Dad’s Chili As You Like It
- Dutch oven
- chef's knife
- 2 tbsp fat To sauté the meat and vegetables. Use bacon fat, EVOO, butter, or combination.
- 2 lbs meat Ground beef, ground pork, ground lamb, ground Italian sausage even. Mix and match.
- 1 large onion 1/4" dice
- 2 stalks celery Thinly sliced
- 1 large green bell pepper 1/4" dice. Any color bell pepper is fine.
- 1 tbsp garlic, minced I get mine out of a squeeze bottle—great invention.
- 1/4 cup Dad's Spice Mix Shameless plug. Since American chili has its origins in Western Americana, use chili powder, taco spice mix, or similar. Dad's mix is mighty good, though.
- 2 tbsp tomato paste Really enriches your sauce.
- 16 oz salsa Use your fav.

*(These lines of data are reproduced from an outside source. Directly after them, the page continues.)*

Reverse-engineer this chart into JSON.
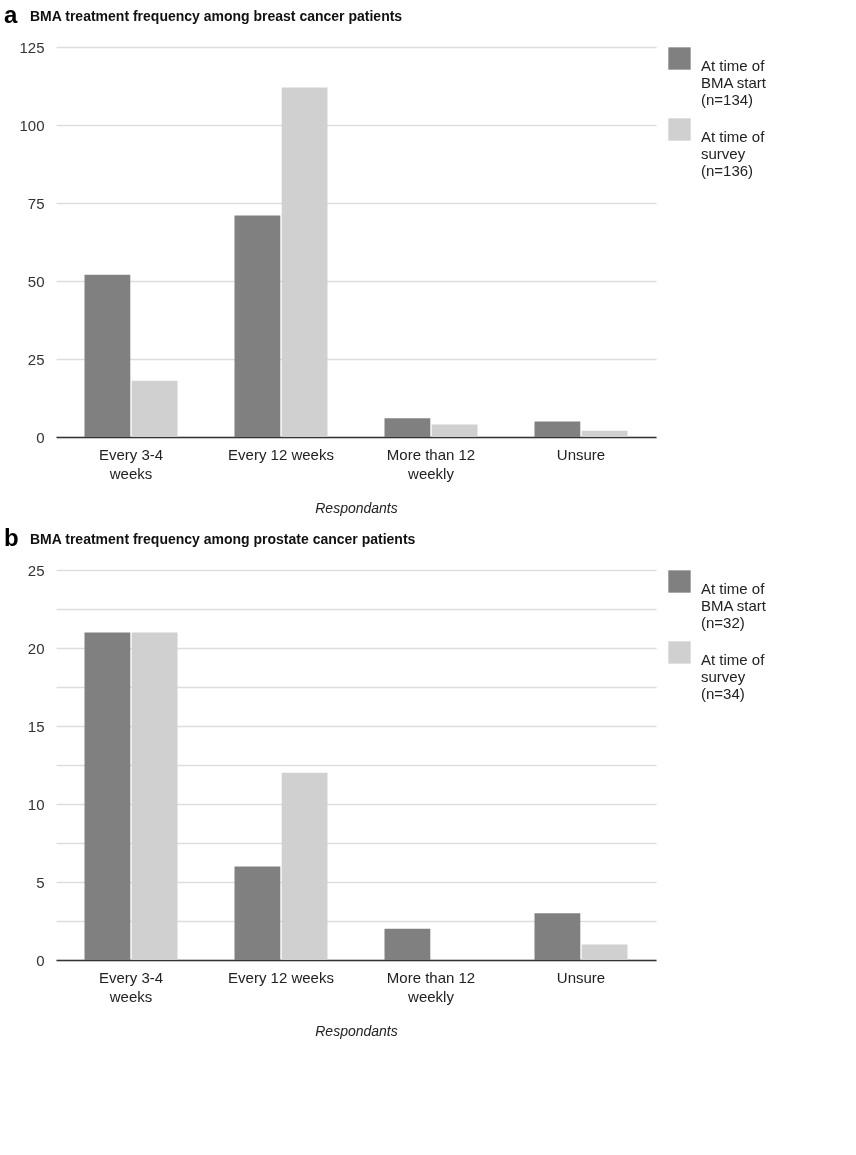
{
  "chart_data": [
    {
      "type": "bar",
      "title": "BMA treatment frequency among breast cancer patients",
      "annotations": [
        "a"
      ],
      "xlabel": "Respondants",
      "categories": [
        "Every 3-4 weeks",
        "Every 12 weeks",
        "More than 12 weekly",
        "Unsure"
      ],
      "series": [
        {
          "name": "At time of BMA start (n=134)",
          "color": "#808080",
          "values": [
            52,
            71,
            6,
            5
          ]
        },
        {
          "name": "At time of survey (n=136)",
          "color": "#d0d0d0",
          "values": [
            18,
            112,
            4,
            2
          ]
        }
      ],
      "ylim": [
        0,
        125
      ],
      "yticks": [
        0,
        25,
        50,
        75,
        100,
        125
      ],
      "grid": "y",
      "legend": "top right"
    },
    {
      "type": "bar",
      "title": "BMA treatment frequency among prostate cancer patients",
      "annotations": [
        "b"
      ],
      "xlabel": "Respondants",
      "categories": [
        "Every 3-4 weeks",
        "Every 12 weeks",
        "More than 12 weekly",
        "Unsure"
      ],
      "series": [
        {
          "name": "At time of BMA start (n=32)",
          "color": "#808080",
          "values": [
            21,
            6,
            2,
            3
          ]
        },
        {
          "name": "At time of survey (n=34)",
          "color": "#d0d0d0",
          "values": [
            21,
            12,
            0,
            1
          ]
        }
      ],
      "ylim": [
        0,
        25
      ],
      "yticks": [
        0,
        {
          "value": 2.5,
          "label": null
        },
        5,
        {
          "value": 7.5,
          "label": null
        },
        10,
        {
          "value": 12.5,
          "label": null
        },
        15,
        {
          "value": 17.5,
          "label": null
        },
        20,
        {
          "value": 22.5,
          "label": null
        },
        25
      ],
      "grid": "y",
      "legend": "top right"
    }
  ]
}
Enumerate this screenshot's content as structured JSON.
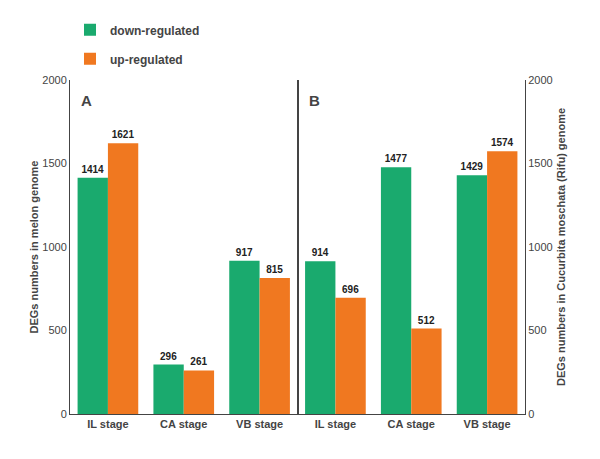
{
  "chart_data": [
    {
      "type": "bar",
      "title": "A",
      "categories": [
        "IL stage",
        "CA stage",
        "VB stage"
      ],
      "series": [
        {
          "name": "down-regulated",
          "color": "#1aaa6e",
          "values": [
            1414,
            296,
            917
          ]
        },
        {
          "name": "up-regulated",
          "color": "#f07820",
          "values": [
            1621,
            261,
            815
          ]
        }
      ],
      "ylabel": "DEGs numbers in melon genome",
      "ylim": [
        0,
        2000
      ],
      "yticks": [
        0,
        500,
        1000,
        1500,
        2000
      ],
      "data_labels": true,
      "grid": false,
      "legend": "upper left"
    },
    {
      "type": "bar",
      "title": "B",
      "categories": [
        "IL stage",
        "CA stage",
        "VB stage"
      ],
      "series": [
        {
          "name": "down-regulated",
          "color": "#1aaa6e",
          "values": [
            914,
            1477,
            1429
          ]
        },
        {
          "name": "up-regulated",
          "color": "#f07820",
          "values": [
            696,
            512,
            1574
          ]
        }
      ],
      "ylabel": "DEGs numbers in Cucurbita moschata (Rifu) genome",
      "ylim": [
        0,
        2000
      ],
      "yticks": [
        0,
        500,
        1000,
        1500,
        2000
      ],
      "data_labels": true,
      "grid": false
    }
  ]
}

We like Rick Bayless's Frontera Roasted Tomato, but I also think Old El Paso brand is really good.
- 14 oz diced tomatoes with juice I use canned unless I have some summertime fresh off the vine.
- 12 oz beer If you need more liquid to cover, use water or broth (beef or chicken). Homemade is always best.
- salt and pepper As you like them, to finish before serving.
- sour cream Optional garnish when serving.
- cheddar cheese, grated Optional garnish when serving.
- green onions, chopped Optional garnish when serving.
- cornbread or crushed tortilla chips Optional, except a no-no for low-carb folks. Serve the chili over any of these.
émeat in oil or fat in a pre-heated skillet over medium heat. Take your time. The idea is to cook off the water in the meat—yes, water in the meat—and develop lots of browning, aka flavor. I've made chili with ground turkey and chicken, back before we starting maxing out the fat, and these meats especially contain lots of water.
- Reserve the meat in a bowl and sauté the veggies, adding more fat/oil if needed. Give this at least 5 minutes. I call for the onion-celery-green pepper "trinity" here, but have also used onion-celery-carrot (a mirepoix) and have subbed red pepper for green…even roasted reds out of the jar. I am particular to Mezzetta, being a longtime California guy. All good.
- Add garlic to the sauté, stir in, and cook for a minute.
- Add the spices and tomato paste, stir in well, and cook for two minutes.
- Add the salsa, diced tomatoes, and beer. Up the heat to high and stir well.
- Add back the cooked meat and stir in thoroughly.
- Lower heat. Cover the pot and simmer for two hours, checking and stirring every 30 minutes or so, just to drink in the aroma.
- After two hours, remove cover. If there's too much liquid, continue cooking at a bubble until the sauce is thickened to your liking. If this seems to be going too slowly, up the heat, or if there's just way too much liquid—or you just can't wait—remove some with a big spoon. You won't be sorry later.
- Taste for richness. Add salt and pepper and sample until you're satisfied, starting with a teaspoon each. Careful with the salt—folks can always add more if they like.
- Finally, serve in bowls with your favorite garnish(es) and starchy additions.